È stato proprio Renzi, durante l’assemblea nazionale del 18 dicembre scorso, a rispolverare il Mattarellum, specificando che tale sistema necessiterebbe comunque di alcune correzioni: le nette chiusure del Movimento 5 Stelle e di Forza Italia sembrano però sbarrare la strada a questa ipotesi. Più realistica, a questo punto, la pista che porta verso il ritorno ad una legge elettorale con sistema proporzionale, che piace a Forza Italia, ad una parte del PD, ai tanti piccoli partiti e fino a qualche tempo fa era anche la legge preferita del M5S. Naturalmente, se passasse questa opzione, verrebbe inserito uno sbarramento all’ingresso, per contenere la frammentazione del quadro politico. Al momento l’ipotesi proporzionale è quella che offre maggiori probabilità di trovare un accordo in parlamento. D’altra parte, però, risulterebbe particolarmente difficile dare vita a maggioranze autonome: né il centrodestra né il centrosinistra e né il M5S avrebbero infatti i numeri per andare al governo da soli. Ciò comporterebbe la creazione di due ampie coalizioni contrapposte: da una parte uno schieramento conservatore, di centro, egemonizzato dagli eterni rivali di un tempo, ovvero PD e Forza Italia; dall’altra uno schieramento anti-sistema, anti-euro e anti-establishment, frutto dell’incontro tra il M5S di Grillo e la Lega di Salvini, di matrice tipicamente populista. Sempre che nel frattempo non sia già spuntato il Partito della Nazione targato Matteo Renzi.
Il vocabolario del dibattito sulla legge elettorale
Consultellum: Sistema elettorale di tipo proporzionale, con soglie di sbarramento del 2% per i partiti coalizzati e del 4% per quelli non coalizzati. È attualmente in vigore solo per il Senato e accoglie le indicazioni contenute nella sentenza della Corte Costituzionale, che nel gennaio 2014 ha dichiarato incostituzionali sia il premio di maggioranza che le liste bloccate senza preferenze, approvate precedentemente con la legge Calderoli, nota anche come Porcellum.
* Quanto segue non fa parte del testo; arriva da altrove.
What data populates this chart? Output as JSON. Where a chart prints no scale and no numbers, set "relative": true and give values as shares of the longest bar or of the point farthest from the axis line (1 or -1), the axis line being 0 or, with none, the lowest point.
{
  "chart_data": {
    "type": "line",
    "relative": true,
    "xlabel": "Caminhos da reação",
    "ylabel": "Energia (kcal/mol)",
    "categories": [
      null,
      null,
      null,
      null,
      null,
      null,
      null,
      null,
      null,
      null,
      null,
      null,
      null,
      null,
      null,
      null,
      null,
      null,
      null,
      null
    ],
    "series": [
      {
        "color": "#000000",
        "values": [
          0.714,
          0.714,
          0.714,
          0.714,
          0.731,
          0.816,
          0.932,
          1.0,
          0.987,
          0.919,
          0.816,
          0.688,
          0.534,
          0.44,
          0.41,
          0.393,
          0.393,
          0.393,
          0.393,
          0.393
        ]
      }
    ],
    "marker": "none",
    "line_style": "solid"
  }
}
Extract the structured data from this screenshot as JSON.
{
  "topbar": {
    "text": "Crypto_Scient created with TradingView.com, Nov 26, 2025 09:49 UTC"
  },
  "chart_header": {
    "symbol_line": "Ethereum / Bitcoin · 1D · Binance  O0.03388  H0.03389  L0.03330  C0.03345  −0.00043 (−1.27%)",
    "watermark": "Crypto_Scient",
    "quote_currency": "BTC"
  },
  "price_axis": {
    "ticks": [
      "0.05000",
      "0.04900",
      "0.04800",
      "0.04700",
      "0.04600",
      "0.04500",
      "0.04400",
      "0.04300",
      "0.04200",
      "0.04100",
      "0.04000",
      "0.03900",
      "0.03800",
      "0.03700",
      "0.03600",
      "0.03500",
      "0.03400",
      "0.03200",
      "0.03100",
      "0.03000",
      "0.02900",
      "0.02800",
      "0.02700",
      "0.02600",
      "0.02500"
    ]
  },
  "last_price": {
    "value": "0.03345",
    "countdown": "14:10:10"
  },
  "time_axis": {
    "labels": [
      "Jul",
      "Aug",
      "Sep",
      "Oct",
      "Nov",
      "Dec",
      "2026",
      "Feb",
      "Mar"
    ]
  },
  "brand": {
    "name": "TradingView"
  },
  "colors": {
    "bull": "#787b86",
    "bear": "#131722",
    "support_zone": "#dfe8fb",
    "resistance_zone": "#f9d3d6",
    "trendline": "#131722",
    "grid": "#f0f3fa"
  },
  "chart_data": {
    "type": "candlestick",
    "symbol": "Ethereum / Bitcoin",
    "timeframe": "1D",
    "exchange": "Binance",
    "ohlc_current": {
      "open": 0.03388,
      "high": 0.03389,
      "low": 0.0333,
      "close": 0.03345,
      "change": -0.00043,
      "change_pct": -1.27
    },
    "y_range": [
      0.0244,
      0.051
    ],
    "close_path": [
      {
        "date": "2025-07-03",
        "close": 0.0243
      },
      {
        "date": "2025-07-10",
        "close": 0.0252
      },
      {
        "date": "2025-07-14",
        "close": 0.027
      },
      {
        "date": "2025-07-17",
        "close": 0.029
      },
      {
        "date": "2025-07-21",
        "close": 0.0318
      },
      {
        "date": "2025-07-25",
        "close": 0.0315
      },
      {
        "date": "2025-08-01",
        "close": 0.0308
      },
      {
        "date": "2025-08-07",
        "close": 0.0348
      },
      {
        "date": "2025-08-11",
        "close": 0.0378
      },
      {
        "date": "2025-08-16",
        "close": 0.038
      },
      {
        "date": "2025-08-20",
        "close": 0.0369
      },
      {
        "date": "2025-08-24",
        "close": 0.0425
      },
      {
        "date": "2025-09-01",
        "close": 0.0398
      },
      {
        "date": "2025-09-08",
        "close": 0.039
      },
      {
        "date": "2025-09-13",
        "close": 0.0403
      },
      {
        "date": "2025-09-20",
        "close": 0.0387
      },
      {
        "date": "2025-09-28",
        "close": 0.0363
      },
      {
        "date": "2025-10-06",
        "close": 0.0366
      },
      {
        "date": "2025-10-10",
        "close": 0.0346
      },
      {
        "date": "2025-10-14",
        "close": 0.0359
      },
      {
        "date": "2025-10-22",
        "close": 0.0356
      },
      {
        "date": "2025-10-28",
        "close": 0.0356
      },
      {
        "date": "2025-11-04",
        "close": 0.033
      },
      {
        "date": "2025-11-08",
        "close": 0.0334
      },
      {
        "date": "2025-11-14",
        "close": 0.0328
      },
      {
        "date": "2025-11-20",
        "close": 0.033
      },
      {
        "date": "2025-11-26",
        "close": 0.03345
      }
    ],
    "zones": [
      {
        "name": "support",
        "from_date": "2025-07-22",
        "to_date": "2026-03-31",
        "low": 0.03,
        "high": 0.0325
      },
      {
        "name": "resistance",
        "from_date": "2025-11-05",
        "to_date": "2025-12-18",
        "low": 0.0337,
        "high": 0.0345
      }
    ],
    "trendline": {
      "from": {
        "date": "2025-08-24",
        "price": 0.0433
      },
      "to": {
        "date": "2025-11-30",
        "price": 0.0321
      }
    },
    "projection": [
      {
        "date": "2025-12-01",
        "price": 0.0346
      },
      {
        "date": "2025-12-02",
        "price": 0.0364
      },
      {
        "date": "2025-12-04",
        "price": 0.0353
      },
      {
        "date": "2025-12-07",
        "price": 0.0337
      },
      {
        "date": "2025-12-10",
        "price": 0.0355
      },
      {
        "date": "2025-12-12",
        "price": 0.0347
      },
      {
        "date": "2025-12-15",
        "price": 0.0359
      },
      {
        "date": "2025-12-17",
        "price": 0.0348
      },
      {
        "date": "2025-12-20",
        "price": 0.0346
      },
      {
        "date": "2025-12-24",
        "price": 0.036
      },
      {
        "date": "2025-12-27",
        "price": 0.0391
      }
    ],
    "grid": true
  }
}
Italicum: Legge elettorale entrata in vigore, soltanto per la Camera, nel 2016. Prevede un sistema proporzionale a doppio turno, con premio di maggioranza del 54% alla lista in grado di raggiungere il 40% dei voti, soglia di sbarramento del 3% e ballottaggio tra le due liste più votate se nessuna dovesse raggiungere la soglia del 40%.
Mattarellum: Sistema di voto che ha riformato la legge elettorale, in seguito al referendum dell’aprile 1993, sia per la Camera che per il Senato. Prevede che con il sistema dei collegi uninominali si elegga il 75% di deputati e senatori. Il rimanente 25% viene eletto con sistema proporzionale, solo tra i partiti che hanno superato la soglia di sbarramento del 4%. Un meccanismo di compensazione noto come “scorporo” consente il recupero proporzionale dei candidati più votati non eletti al Senato.